- "Let me be very clear: We do not want to have to use these tools, but we will not hesitate to use them if necessary."
BRUSSELS: The European Parliament on Wednesday overwhelmingly ratified the EU's post-Brexit trade deal with Britain, but promised to keep a close eye on London with cross-channel tensions still high.
The vote approved the bare bones trade deal with the bloc's third-biggest trading partner that was sealed on Christmas Eve after nine months of tough negotiations.
The agreement provides the framework for London's new relationship with the 27-member union, five years after British voters shocked the world by voting to end its 47-year membership.
In the final tally, 660 MEPs voted in favour of the trade deal, five against with 32 abstentions, results released Wednesday showed.
"The European Parliament voted on the most far reaching agreement the EU has ever reached with a third country," the president of the assembly, David Sassoli, said.
"This can form the foundation on which we build a new forward-looking EU-UK relationship," he said, warning that MEPs would monitor the implementation of the deal and "not accept any backsliding from the UK government."
British Prime Minister Boris Johnson hailed the "final step in a long journey" that brought "stability to our new relationship with the EU as vital trading partners, close allies and sovereign equals."
"Now is the time to look forward to the future and to building a more Global Britain," he added.
The vote comes amid multiple feuds over the UK's implementation of Brexit agreements and angry finger-pointing about the supply of the Covid-19 vaccine from AstraZeneca.
Deepening tensions further, France has threatened to block UK financial firms doing business in the EU if the London does not respect its commitments on fishing, a key part of the deal.

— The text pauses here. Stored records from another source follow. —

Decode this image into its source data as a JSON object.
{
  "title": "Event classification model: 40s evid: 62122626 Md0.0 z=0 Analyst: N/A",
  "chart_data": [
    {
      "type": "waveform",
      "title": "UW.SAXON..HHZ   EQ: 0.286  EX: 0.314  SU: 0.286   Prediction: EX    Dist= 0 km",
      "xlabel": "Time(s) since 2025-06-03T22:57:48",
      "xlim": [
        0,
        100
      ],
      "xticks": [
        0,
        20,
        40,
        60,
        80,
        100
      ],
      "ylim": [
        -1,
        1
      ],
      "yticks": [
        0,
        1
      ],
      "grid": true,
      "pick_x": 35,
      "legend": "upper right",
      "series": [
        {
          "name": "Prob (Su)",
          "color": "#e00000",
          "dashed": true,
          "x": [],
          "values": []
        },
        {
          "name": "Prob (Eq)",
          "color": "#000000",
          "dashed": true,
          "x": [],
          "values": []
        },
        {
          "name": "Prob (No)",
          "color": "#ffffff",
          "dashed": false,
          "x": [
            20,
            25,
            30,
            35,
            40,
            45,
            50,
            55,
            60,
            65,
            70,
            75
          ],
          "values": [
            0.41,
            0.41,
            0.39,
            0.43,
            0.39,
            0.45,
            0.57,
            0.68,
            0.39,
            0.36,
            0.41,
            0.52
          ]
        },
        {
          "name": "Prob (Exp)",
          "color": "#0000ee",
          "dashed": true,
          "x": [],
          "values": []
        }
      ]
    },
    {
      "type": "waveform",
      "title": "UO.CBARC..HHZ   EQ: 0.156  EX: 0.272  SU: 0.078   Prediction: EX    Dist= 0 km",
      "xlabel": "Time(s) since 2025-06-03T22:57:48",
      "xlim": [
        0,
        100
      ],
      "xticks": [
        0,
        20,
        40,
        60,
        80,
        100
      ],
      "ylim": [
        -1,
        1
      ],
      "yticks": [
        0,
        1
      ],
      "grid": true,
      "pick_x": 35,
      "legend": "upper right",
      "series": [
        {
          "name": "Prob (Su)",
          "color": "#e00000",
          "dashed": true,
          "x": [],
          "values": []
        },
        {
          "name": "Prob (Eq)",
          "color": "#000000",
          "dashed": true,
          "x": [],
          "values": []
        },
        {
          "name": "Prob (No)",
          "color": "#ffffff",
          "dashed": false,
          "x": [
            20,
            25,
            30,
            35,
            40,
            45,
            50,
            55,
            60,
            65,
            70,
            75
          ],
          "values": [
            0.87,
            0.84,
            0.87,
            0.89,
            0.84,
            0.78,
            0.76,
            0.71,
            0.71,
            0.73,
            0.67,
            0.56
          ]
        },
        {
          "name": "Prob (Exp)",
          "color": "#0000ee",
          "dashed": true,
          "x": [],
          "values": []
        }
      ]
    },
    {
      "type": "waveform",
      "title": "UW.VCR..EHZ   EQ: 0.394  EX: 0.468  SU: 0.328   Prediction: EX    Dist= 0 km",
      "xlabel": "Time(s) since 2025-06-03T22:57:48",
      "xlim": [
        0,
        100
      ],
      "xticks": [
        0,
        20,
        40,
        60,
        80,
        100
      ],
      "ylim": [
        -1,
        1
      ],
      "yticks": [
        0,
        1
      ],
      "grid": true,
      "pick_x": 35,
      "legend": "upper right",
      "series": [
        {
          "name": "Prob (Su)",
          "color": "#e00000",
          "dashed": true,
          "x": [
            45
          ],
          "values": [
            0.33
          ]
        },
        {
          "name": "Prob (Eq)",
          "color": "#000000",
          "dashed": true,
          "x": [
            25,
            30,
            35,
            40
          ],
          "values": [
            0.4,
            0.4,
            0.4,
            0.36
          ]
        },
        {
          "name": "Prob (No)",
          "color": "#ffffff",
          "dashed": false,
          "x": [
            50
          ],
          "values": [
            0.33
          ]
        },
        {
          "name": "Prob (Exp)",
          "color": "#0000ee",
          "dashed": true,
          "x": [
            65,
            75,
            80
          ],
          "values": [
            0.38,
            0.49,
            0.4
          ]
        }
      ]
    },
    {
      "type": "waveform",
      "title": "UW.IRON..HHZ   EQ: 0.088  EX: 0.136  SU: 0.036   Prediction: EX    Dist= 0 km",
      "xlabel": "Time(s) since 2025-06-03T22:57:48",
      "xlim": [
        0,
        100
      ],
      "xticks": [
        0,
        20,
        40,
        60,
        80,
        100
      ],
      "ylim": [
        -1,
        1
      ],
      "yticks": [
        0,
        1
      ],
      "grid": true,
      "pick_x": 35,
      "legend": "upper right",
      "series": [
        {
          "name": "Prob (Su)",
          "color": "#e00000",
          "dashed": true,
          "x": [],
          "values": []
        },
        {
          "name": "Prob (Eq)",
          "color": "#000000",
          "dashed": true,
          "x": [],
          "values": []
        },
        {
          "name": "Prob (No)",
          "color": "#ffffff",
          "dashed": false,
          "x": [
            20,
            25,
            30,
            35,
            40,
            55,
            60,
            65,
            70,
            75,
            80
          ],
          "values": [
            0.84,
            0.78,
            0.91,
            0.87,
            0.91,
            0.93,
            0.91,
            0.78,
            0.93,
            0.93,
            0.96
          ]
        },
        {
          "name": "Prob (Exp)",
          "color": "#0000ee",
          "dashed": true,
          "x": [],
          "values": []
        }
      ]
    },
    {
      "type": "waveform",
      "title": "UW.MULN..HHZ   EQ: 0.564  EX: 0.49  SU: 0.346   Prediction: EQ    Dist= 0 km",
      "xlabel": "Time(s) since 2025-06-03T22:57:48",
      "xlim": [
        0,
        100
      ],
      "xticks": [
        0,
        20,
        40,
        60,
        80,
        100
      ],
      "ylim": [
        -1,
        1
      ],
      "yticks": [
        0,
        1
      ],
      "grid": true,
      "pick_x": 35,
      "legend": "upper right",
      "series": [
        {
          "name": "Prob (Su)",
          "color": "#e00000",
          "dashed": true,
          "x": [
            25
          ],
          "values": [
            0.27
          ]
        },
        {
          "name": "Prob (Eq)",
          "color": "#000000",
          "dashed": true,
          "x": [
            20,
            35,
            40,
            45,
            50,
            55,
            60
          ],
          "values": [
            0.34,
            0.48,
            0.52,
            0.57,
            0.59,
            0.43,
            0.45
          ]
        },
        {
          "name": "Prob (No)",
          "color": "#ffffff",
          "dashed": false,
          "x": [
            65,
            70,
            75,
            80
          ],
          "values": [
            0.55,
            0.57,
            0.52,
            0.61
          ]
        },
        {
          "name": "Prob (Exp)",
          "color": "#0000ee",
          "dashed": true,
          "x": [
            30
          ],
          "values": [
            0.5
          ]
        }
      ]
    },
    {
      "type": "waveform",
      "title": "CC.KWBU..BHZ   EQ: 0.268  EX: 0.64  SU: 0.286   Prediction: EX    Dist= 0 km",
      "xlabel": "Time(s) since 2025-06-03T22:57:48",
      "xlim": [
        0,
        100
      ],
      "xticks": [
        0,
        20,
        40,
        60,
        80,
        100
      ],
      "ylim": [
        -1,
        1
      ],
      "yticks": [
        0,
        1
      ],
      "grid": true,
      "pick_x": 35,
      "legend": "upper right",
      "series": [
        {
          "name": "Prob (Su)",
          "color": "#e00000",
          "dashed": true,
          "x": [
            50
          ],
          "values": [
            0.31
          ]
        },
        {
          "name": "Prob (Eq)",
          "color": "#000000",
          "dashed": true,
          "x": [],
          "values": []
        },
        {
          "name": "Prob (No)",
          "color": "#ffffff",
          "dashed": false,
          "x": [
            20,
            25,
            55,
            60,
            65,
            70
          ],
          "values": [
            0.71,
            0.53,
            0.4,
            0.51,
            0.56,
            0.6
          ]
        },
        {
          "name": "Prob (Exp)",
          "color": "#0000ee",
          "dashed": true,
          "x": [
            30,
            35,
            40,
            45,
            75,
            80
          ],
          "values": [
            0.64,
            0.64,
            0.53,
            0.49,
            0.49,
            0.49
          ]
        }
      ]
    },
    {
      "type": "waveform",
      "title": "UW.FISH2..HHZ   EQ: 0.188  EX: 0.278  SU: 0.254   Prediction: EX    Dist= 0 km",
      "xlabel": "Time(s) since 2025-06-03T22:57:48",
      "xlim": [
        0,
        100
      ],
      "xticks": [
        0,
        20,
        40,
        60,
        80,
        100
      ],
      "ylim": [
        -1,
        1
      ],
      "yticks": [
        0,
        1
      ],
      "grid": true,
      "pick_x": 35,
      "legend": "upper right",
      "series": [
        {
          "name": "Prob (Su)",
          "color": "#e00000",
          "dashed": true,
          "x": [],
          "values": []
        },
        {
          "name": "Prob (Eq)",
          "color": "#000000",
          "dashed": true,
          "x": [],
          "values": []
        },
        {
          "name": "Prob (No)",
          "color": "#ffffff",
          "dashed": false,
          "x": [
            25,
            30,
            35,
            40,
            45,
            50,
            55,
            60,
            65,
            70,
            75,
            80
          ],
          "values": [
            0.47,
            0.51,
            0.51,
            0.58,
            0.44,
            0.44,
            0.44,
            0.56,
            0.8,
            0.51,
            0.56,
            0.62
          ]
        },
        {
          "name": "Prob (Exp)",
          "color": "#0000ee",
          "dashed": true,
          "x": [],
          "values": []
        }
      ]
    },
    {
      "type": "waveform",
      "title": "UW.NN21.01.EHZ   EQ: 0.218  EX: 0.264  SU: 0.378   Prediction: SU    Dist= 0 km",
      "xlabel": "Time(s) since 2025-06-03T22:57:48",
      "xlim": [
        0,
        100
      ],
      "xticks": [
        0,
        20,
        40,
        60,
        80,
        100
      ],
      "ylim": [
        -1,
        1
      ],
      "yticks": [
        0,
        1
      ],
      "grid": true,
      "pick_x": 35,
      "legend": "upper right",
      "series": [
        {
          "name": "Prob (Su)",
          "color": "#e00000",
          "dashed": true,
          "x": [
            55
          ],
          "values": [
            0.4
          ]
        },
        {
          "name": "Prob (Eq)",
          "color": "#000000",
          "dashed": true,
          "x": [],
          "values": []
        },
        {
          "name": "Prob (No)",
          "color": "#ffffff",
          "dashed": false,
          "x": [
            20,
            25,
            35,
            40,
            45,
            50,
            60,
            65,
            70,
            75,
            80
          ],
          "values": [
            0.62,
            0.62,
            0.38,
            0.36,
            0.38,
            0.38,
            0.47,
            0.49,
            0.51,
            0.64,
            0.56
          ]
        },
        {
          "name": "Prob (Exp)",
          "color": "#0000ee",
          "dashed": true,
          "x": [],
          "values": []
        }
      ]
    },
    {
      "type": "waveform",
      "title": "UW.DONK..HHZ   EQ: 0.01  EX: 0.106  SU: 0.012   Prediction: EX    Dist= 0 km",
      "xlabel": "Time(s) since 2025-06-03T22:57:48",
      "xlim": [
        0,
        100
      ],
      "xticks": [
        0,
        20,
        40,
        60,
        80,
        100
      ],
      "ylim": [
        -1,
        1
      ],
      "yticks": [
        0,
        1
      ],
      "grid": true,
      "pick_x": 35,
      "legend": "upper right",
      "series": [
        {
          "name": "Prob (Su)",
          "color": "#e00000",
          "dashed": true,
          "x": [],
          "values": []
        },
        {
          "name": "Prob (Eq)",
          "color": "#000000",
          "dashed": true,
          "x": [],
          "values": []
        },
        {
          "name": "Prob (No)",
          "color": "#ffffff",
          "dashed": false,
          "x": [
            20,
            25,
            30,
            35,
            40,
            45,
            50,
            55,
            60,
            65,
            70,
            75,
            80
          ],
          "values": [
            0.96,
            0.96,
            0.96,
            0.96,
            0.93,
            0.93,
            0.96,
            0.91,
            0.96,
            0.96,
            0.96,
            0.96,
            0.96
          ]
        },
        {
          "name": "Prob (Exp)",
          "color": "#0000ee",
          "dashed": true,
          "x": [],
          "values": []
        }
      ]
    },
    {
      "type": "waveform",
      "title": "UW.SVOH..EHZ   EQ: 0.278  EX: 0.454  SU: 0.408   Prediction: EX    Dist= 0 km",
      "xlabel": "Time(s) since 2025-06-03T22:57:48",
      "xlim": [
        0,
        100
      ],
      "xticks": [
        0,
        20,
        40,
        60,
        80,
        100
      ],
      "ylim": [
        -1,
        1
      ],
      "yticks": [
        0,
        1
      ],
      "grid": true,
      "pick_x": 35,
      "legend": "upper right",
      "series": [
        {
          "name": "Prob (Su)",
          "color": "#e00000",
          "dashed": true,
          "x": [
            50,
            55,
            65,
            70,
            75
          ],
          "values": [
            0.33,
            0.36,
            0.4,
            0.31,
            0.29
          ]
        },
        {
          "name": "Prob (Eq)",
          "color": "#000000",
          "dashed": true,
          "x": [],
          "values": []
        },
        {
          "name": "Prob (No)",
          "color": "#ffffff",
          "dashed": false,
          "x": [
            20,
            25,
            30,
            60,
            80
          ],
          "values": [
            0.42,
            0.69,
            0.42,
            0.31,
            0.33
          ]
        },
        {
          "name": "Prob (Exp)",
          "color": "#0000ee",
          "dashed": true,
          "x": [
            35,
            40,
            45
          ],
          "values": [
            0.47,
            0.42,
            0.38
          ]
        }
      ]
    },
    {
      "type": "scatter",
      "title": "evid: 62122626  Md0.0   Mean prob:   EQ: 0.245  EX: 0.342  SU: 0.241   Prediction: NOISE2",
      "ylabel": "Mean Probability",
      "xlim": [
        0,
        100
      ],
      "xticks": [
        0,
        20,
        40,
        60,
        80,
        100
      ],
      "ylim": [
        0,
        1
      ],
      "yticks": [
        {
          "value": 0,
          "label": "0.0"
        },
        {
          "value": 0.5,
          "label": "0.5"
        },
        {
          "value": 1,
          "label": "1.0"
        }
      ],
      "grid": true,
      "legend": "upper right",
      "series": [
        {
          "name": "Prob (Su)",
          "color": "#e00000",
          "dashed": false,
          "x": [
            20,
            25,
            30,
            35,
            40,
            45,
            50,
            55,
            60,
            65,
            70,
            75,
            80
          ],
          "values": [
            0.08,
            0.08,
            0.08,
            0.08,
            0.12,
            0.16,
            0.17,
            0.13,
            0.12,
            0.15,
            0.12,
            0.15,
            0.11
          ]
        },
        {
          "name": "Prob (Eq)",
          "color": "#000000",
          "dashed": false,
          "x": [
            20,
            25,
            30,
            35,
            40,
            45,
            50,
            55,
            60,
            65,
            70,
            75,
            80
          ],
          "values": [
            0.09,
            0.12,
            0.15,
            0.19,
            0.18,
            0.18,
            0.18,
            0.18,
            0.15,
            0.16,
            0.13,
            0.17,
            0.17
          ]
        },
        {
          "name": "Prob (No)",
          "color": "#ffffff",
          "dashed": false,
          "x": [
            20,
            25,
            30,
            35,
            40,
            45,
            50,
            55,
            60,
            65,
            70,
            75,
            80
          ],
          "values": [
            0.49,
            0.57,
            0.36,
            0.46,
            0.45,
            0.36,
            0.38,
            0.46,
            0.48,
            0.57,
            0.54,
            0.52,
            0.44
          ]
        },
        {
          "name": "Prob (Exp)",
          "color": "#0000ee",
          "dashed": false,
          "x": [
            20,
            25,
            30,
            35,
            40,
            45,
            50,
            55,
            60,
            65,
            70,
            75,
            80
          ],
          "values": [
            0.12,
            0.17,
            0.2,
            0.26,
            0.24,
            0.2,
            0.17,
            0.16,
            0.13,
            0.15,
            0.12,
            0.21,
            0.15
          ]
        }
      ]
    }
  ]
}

EU chief Ursula von der Leyen "warmly welcomed" the greenlight, but in a final debate in parliament on Tuesday, assured MEPs that the agreement had "real teeth" and had ways to keep the UK in check.
"Let me be very clear: We do not want to have to use these tools, but we will not hesitate to use them if necessary."
Britain's Brexit minister David Frost said he "hugely" welcomed the vote to approve the deal he helped negotiate during months of fraught talks with EU counterpart Michel Barnier.